Even if Rivian launches compelling products, it won't be able to sell them in many states.

Our good friend Sean Mitchell is pushing for the approval of direct sales in Colorado, and Rivian is well-aware of the situation. It's not only on board with the bill in Colorado, but also aware that it needs to work ahead of production in other states to assure it will actually be approved to sell its cars.

Much like Tesla, Rivian is a brand-new automaker coming to market with compelling electric vehicles. However, it doesn't want to deal with the archaic franchise dealership model that all legacy automakers are lumped into. Instead, Rivian hopes to sell its cars directly to buyers.

While this is a solid idea and could save buyers money and hassle by eliminating the "middle man," many states don't actually allow it. As Automotive News points out:

"A battle over automakers' ability to sell electric vehicles directly to consumers is brewing in Colorado — and the EV startup that is backing that effort has its sights set on direct sales in many more states."

Sadly, people like Tim Jackson, president of the Colorado Automobile Dealers Association, are expectedly against the bill. After an amendment to the bill said it could "prevent traditional automakers from opening up next door to their franchised dealers," Jackson shared:

"We're not enamored with the amendment. You can't put lipstick on a pig. It's still a pig."

Jackson has been a firm and outspoken Tesla detractor for some time, going so far as to fight with Tesla fans on Twitter and put up 'no Tesla charging' signs on his establishments, and argue for the traditional dealership model.

However, it's true that the dealership model is something that was paved in the past. As the world adapts, it may or may not prove to be the best situation going forward. Either way, it seems fair that buyers should be given a choice here. Perhaps if traditional dealers aren't concerned about their track record, service, and overall viability, they shouldn't be concerned about potential upcoming changes to the model via new competition?

Nonetheless, automotive manufacturers continue to say they support their dealer networks and are providing comments against the bill in Colorado. As the future of new automakers moves forward, and more specifically, new EVs come to the forefront, changes may need to be made. At least companies like Rivian and Tesla are working to make that happen.

Tim Jackson shared about auto manufacturers via Automotive News:

"We believe they do want to work with their dealers. But we think it would be
tempting to go around that dealer body to sell direct if they thought it would be an
advantage."

Why would it be tempting to go around dealer networks? Jackson seems to make it clear here that direct sales may offer something the dealership network does not. Is that why he and his team are adamant to put a stop to Rivian's future pursuits? We have no way of knowing for sure, but it seems so based on the language in the bill and his comments that there is a concern that buyers and manufacturers could see all this as an advantage.
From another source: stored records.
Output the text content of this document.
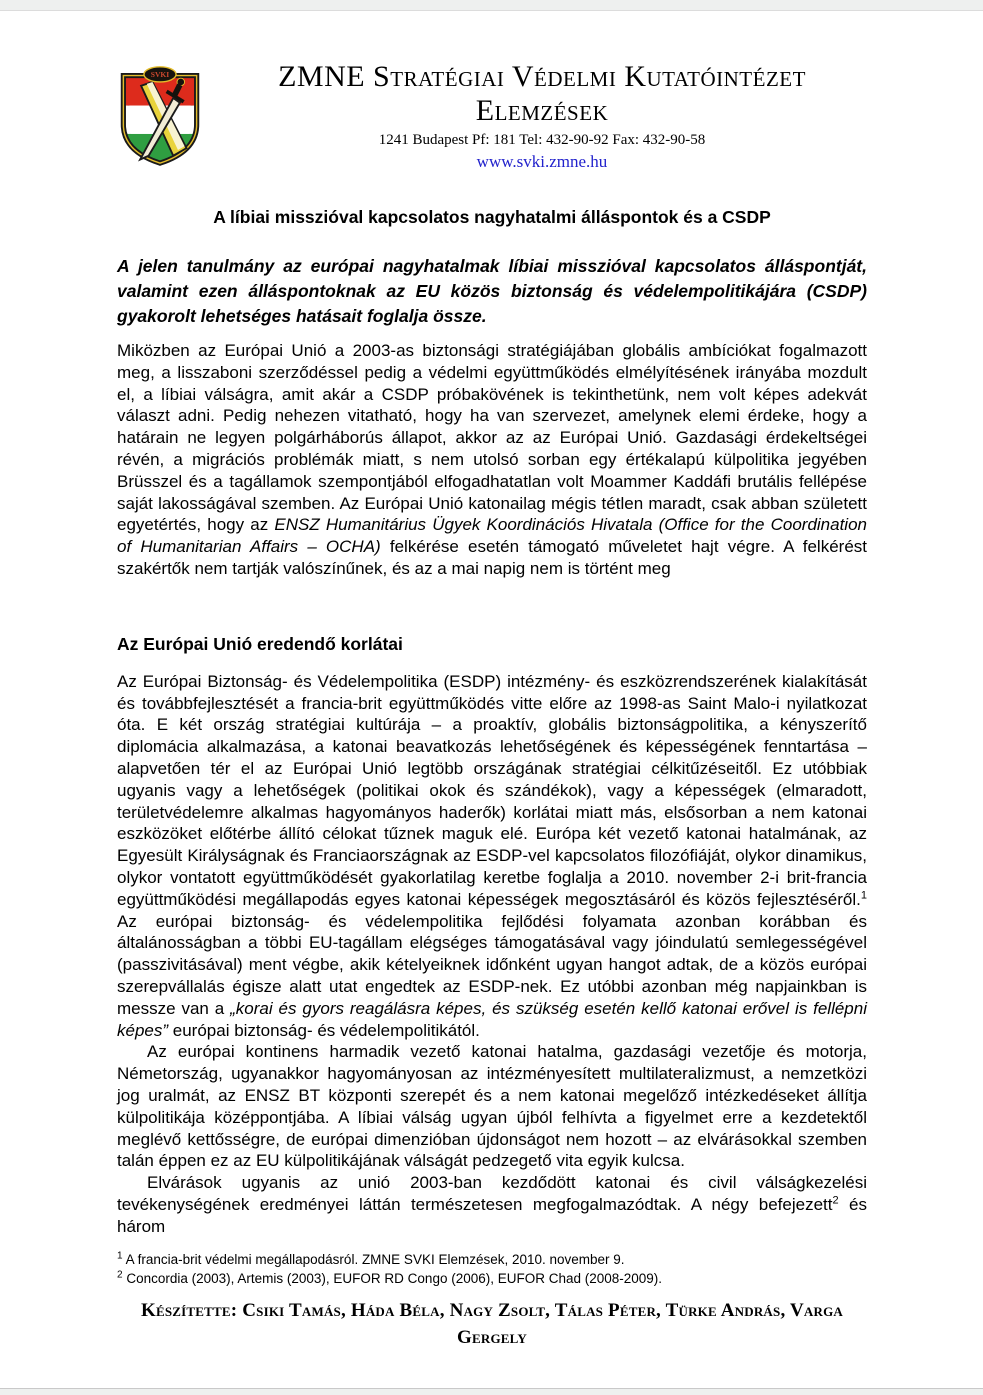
SVKI	ZMNE Stratégiai Védelmi Kutatóintézet
Elemzések
1241 Budapest Pf: 181 Tel: 432-90-92 Fax: 432-90-58
www.svki.zmne.hu
A líbiai misszióval kapcsolatos nagyhatalmi álláspontok és a CSDP

A jelen tanulmány az európai nagyhatalmak líbiai misszióval kapcsolatos álláspontját, valamint ezen álláspontoknak az EU közös biztonság és védelempolitikájára (CSDP) gyakorolt lehetséges hatásait foglalja össze.

Miközben az Európai Unió a 2003-as biztonsági stratégiájában globális ambíciókat fogalmazott meg, a lisszaboni szerződéssel pedig a védelmi együttműködés elmélyítésének irányába mozdult el, a líbiai válságra, amit akár a CSDP próbakövének is tekinthetünk, nem volt képes adekvát választ adni. Pedig nehezen vitatható, hogy ha van szervezet, amelynek elemi érdeke, hogy a határain ne legyen polgárháborús állapot, akkor az az Európai Unió. Gazdasági érdekeltségei révén, a migrációs problémák miatt, s nem utolsó sorban egy értékalapú külpolitika jegyében Brüsszel és a tagállamok szempontjából elfogadhatatlan volt Moammer Kaddáfi brutális fellépése saját lakosságával szemben. Az Európai Unió katonailag mégis tétlen maradt, csak abban született egyetértés, hogy az ENSZ Humanitárius Ügyek Koordinációs Hivatala (Office for the Coordination of Humanitarian Affairs – OCHA) felkérése esetén támogató műveletet hajt végre. A felkérést szakértők nem tartják valószínűnek, és az a mai napig nem is történt meg

Az Európai Unió eredendő korlátai

Az Európai Biztonság- és Védelempolitika (ESDP) intézmény- és eszközrendszerének kialakítását és továbbfejlesztését a francia-brit együttműködés vitte előre az 1998-as Saint Malo-i nyilatkozat óta. E két ország stratégiai kultúrája – a proaktív, globális biztonságpolitika, a kényszerítő diplomácia alkalmazása, a katonai beavatkozás lehetőségének és képességének fenntartása – alapvetően tér el az Európai Unió legtöbb országának stratégiai célkitűzéseitől. Ez utóbbiak ugyanis vagy a lehetőségek (politikai okok és szándékok), vagy a képességek (elmaradott, területvédelemre alkalmas hagyományos haderők) korlátai miatt más, elsősorban a nem katonai eszközöket előtérbe állító célokat tűznek maguk elé. Európa két vezető katonai hatalmának, az Egyesült Királyságnak és Franciaországnak az ESDP-vel kapcsolatos filozófiáját, olykor dinamikus, olykor vontatott együttműködését gyakorlatilag keretbe foglalja a 2010. november 2-i brit-francia együttműködési megállapodás egyes katonai képességek megosztásáról és közös fejlesztéséről.$^1$ Az európai biztonság- és védelempolitika fejlődési folyamata azonban korábban és általánosságban a többi EU-tagállam elégséges támogatásával vagy jóindulatú semlegességével (passzivitásával) ment végbe, akik kételyeiknek időnként ugyan hangot adtak, de a közös európai szerepvállalás égisze alatt utat engedtek az ESDP-nek. Ez utóbbi azonban még napjainkban is messze van a „korai és gyors reagálásra képes, és szükség esetén kellő katonai erővel is fellépni képes” európai biztonság- és védelempolitikától.

Az európai kontinens harmadik vezető katonai hatalma, gazdasági vezetője és motorja, Németország, ugyanakkor hagyományosan az intézményesített multilateralizmust, a nemzetközi jog uralmát, az ENSZ BT központi szerepét és a nem katonai megelőző intézkedéseket állítja külpolitikája középpontjába. A líbiai válság ugyan újból felhívta a figyelmet erre a kezdetektől meglévő kettősségre, de európai dimenzióban újdonságot nem hozott – az elvárásokkal szemben talán éppen ez az EU külpolitikájának válságát pedzegető vita egyik kulcsa.

Elvárások ugyanis az unió 2003-ban kezdődött katonai és civil válságkezelési tevékenységének eredményei láttán természetesen megfogalmazódtak. A négy befejezett$^2$ és három

$^1$ A francia-brit védelmi megállapodásról. ZMNE SVKI Elemzések, 2010. november 9.
$^2$ Concordia (2003), Artemis (2003), EUFOR RD Congo (2006), EUFOR Chad (2008-2009).
Készítette: Csiki Tamás, Háda Béla, Nagy Zsolt, Tálas Péter, Türke András, Varga Gergely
If that proves true, wouldn't it make sense to offer buyers and manufacturers the legal ability to partake in such advantages?

According to Automotive News, James Chen, Rivian's vice president of public policy, said during testimony in Washington state:

"Our bill will not interfere with their contracts between [dealers] and their manufacturers. This is about opening up Colorado to additional investment and allowing a new entrant with an exciting new technology to be able to invest in Colorado."